I have a large string in Go and I'd like to split it up into smaller chunks. Each chunk should be at most 10kb. The chunks should be split on runes (not in the middle of a rune).
What is the idiomatic way to do this in go? Should I just be looping over the range of the string bytes? Am I missing some helpful stdlib packages?
The idiomatic way to split a string (or any slice or array) is by using slicing. Since you want to split by rune you'd have to loop through the entire string since you don't know in advance how many bytes each slice will contain.
slices := []string{}
count := 0
lastIndex := 0
for i, r := range longString {
count++
if count%10001 == 0 {
slices = append(slices, longString[lastIndex:i])
lastIndex = i
}
}
Warning: I have not run or tested this code, but it conveys the general principles. Looping over a string loops over the runes and not the bytes, automatically decoding the UTF-8 for you. And using the slice operator []
represents your new strings as subslices of longString
which means that no bytes from the string needs to be copied.
Note that i
is the byte index in the string and may be incremented by more that 1 in each loop iteration.
EDIT:
Sorry, I didn't see you wanted to limit the number of bytes, not Unicode code points. You can implement that as well relatively easily.
slices := []string{}
lastIndex := 0
lastI := 0
for i, r := range longString {
if i-lastIndex > 10000 {
slices = append(slices, longString[lastIndex:lastI])
lastIndex = lastI
}
lastI = i
}
A working example at play.golang.org, which also takes care of the leftover bytes at the end of the string.

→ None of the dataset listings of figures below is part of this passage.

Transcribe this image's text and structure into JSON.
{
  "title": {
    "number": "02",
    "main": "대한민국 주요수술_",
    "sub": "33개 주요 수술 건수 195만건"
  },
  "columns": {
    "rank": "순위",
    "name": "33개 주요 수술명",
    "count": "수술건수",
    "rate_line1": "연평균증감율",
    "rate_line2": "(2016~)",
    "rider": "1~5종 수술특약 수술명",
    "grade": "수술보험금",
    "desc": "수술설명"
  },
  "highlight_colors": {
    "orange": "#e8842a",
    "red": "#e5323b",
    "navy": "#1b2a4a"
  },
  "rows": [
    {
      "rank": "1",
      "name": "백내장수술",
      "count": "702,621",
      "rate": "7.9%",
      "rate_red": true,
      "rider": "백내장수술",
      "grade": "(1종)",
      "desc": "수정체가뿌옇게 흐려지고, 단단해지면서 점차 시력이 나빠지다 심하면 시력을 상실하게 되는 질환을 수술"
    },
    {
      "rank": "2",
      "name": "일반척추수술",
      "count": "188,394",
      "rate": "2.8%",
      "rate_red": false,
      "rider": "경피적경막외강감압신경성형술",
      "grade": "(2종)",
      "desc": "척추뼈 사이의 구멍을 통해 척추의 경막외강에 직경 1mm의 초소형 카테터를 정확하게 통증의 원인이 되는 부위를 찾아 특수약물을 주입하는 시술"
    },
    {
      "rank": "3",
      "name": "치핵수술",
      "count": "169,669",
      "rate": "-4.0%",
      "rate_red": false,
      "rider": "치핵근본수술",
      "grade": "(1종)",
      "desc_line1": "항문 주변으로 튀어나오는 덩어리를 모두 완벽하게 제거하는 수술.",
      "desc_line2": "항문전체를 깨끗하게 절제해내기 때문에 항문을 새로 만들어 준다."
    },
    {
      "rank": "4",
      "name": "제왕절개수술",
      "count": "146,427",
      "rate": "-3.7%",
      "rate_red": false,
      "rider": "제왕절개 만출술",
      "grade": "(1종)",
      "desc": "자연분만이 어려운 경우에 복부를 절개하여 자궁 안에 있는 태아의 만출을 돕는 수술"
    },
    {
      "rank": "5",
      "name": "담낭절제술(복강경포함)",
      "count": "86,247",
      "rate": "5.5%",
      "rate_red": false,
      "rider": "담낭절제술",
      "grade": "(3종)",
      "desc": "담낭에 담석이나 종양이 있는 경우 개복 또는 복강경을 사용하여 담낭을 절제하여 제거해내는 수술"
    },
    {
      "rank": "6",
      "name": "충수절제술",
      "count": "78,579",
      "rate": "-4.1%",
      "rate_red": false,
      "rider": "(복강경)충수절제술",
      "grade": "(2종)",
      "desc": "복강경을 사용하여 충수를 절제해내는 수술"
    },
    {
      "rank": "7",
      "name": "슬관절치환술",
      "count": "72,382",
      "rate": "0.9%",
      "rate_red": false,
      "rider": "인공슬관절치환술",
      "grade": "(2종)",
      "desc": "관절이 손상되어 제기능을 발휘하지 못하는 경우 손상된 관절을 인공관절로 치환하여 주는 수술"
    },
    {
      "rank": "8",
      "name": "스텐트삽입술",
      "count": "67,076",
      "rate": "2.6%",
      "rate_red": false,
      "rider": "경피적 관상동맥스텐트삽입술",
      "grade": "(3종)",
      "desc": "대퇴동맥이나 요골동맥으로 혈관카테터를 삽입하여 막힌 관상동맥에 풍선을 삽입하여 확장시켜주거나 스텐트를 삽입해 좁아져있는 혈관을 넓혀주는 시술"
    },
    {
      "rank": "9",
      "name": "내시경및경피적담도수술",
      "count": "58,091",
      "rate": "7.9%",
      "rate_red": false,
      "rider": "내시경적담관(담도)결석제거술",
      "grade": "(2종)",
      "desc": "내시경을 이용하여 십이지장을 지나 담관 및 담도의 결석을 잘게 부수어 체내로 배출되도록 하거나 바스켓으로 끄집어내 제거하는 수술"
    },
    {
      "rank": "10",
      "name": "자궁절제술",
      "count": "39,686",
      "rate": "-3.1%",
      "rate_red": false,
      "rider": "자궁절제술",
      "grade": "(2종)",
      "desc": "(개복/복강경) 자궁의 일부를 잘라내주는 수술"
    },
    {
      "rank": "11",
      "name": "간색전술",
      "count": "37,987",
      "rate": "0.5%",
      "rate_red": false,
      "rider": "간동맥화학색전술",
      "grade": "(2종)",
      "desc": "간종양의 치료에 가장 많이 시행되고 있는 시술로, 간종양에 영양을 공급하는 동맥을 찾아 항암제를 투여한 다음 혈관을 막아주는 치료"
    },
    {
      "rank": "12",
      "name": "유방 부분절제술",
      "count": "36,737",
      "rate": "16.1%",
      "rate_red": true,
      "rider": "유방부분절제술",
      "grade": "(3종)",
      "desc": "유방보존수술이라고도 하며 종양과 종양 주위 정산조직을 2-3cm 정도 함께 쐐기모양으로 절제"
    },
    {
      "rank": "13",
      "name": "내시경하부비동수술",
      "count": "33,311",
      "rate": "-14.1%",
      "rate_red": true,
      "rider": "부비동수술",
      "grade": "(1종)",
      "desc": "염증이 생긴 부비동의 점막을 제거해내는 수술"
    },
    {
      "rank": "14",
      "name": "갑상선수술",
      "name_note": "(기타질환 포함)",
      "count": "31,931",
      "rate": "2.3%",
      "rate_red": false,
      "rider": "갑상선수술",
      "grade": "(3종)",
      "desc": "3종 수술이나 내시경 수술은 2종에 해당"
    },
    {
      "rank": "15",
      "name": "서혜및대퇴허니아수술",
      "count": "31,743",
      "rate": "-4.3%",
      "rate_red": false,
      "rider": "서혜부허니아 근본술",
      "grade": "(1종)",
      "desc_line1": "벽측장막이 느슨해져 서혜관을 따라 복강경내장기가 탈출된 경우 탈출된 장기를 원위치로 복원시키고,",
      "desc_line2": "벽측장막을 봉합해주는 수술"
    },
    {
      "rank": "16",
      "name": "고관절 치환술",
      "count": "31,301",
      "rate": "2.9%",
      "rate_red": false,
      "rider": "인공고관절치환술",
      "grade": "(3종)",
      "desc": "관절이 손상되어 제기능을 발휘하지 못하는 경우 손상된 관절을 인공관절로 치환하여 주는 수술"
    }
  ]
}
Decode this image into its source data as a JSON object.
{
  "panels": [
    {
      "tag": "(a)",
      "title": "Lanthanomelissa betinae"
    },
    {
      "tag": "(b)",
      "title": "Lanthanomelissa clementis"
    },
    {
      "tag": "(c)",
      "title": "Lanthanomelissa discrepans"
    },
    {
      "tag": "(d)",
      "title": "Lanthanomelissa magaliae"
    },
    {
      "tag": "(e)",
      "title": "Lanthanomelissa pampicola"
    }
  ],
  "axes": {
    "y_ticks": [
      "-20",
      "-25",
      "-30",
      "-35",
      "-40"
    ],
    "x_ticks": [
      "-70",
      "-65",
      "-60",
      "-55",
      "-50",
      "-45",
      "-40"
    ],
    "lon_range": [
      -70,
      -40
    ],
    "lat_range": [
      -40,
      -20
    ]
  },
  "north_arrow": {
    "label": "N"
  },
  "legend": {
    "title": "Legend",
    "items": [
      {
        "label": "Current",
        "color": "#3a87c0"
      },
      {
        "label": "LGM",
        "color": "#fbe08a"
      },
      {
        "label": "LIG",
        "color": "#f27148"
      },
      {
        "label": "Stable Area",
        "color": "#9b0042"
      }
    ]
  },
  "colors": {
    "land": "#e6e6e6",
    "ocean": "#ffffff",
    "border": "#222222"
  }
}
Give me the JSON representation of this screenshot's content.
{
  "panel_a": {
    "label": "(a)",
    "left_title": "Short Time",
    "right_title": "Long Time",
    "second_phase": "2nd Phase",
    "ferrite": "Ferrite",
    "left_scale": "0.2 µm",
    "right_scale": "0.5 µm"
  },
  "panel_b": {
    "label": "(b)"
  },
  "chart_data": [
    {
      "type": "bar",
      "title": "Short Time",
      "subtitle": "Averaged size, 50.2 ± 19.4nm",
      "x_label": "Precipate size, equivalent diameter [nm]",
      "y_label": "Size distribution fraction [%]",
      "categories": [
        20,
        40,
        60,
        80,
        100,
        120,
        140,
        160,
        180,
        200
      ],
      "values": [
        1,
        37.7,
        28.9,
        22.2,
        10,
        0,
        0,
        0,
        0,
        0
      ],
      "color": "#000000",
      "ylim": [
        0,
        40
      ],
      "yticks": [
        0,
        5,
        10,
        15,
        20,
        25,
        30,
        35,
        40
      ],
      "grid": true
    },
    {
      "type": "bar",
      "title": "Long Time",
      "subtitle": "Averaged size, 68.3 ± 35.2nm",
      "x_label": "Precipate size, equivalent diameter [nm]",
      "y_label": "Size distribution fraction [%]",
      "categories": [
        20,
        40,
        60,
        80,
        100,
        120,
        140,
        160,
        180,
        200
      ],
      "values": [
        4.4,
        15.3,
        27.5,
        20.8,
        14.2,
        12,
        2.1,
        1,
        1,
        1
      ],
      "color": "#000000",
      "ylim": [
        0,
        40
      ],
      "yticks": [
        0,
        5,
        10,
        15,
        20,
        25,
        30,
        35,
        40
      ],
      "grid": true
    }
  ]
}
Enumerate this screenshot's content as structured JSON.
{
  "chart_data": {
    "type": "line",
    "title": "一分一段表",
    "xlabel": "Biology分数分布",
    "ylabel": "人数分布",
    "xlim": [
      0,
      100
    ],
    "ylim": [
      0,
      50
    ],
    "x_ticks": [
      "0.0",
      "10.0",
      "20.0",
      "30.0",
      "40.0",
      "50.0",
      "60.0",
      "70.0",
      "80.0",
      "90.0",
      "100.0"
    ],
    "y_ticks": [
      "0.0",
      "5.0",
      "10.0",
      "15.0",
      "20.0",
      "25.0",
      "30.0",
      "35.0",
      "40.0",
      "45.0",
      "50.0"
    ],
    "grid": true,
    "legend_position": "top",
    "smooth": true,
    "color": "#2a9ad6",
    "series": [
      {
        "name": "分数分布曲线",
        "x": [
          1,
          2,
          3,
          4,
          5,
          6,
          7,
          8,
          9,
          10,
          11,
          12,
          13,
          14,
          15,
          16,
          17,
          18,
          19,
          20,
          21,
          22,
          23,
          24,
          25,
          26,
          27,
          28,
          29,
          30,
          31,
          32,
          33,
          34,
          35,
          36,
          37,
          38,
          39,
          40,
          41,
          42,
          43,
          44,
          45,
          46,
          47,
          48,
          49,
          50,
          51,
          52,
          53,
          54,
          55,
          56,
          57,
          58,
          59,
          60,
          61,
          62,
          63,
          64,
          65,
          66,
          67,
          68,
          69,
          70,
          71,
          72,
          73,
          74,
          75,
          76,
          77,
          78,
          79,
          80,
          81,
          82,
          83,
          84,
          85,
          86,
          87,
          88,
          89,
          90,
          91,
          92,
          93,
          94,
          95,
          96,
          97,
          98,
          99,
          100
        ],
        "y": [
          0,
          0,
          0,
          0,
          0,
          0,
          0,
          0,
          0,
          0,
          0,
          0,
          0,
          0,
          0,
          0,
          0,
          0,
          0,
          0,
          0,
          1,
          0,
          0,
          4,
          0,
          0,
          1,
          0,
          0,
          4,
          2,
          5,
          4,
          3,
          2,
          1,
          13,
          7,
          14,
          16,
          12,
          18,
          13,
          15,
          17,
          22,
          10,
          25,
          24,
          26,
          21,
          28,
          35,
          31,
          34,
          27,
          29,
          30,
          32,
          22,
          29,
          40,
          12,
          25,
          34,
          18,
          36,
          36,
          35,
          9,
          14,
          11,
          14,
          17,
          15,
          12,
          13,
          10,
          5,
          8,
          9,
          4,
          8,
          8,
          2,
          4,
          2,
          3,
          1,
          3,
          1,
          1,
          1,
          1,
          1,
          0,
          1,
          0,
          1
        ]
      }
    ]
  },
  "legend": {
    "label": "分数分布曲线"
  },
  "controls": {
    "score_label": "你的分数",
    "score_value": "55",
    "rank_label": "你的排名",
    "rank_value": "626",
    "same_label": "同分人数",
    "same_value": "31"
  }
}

Use RuneStart to scan for a rune boundary. Slice the string at the boundary.
var chunks []string
for len(s) > 10000 {
i := 10000
for i >= 10000 - utf8.UTFMax && !utf8.RuneStart(s[i]) {
i--
}
chunks = append(chunks, s[:i])
s = s[i:]
}
if len(s) > 0 {
chunks = append(chunks, s)
}
Using the approach, the application examines a few bytes at the chunk boundaries instead of the entire string.
The code is written to guarantee progress when the string is not a valid UTF-8 encoding. You might want to handle this situation as an error or split the string in a different way.
Check out this code:
package main
import (
"fmt"
"math/rand"
"time"
)
func init() {
rand.Seed(time.Now().UnixNano())
}
var alphabet = []rune{
'a', 'b', 'c', 'd', 'e', 'f', 'g', 'h', 'i', 'j', 'k', 'l', 'm', 'n', 'o', 'p',
'q', 'r', 's', 't', 'u', 'v', 'w', 'x', 'y', 'z', 'æ', 'ø', 'å', 'A', 'B', 'C',
'D', 'E', 'F', 'G', 'H', 'I', 'J', 'K', 'L', 'M', 'N', 'O', 'P', 'Q', 'R', 'S',
'T', 'U', 'V', 'W', 'X', 'Y', 'Z', 'Æ', 'Ø', 'Å',
}
func randomString(n int) string {
b := make([]rune, n, n)
for k, _ := range b {
b[k] = alphabet[rand.Intn(len(alphabet))]
}
return string(b)
}
const (
chunkSize int = 100
lead4Mask byte = 0xF8 // must equal 0xF0
lead3Mask byte = 0xF0 // must equal 0xE0
lead2Mask byte = 0xE0 // must equal 0xC0
lead1Mask byte = 0x80 // must equal 0x00
trailMask byte = 0xC0 // must equal 0x80
)
func longestPrefix(s string, n int) int {
for i := (n - 1); ; i-- {
if (s[i] & lead1Mask) == 0x00 {
return i + 1
}
if (s[i] & trailMask) != 0x80 {
return i
}
}
panic("never reached")
}
func main() {
s := randomString(100000)
for len(s) > chunkSize {
cut := longestPrefix(s, chunkSize)
fmt.Println(s[:cut])
s = s[cut:]
}
fmt.Println(s)
}
I'm using the danish/norwegian alphabet to generate a random string of 100000 runes.
Then, the "magic" lays in longestPrefix
. To help you with the bit-shifting part, refer to the following graphic:
The program prints out the respective longest possible chunks <= chunkSize, one per line.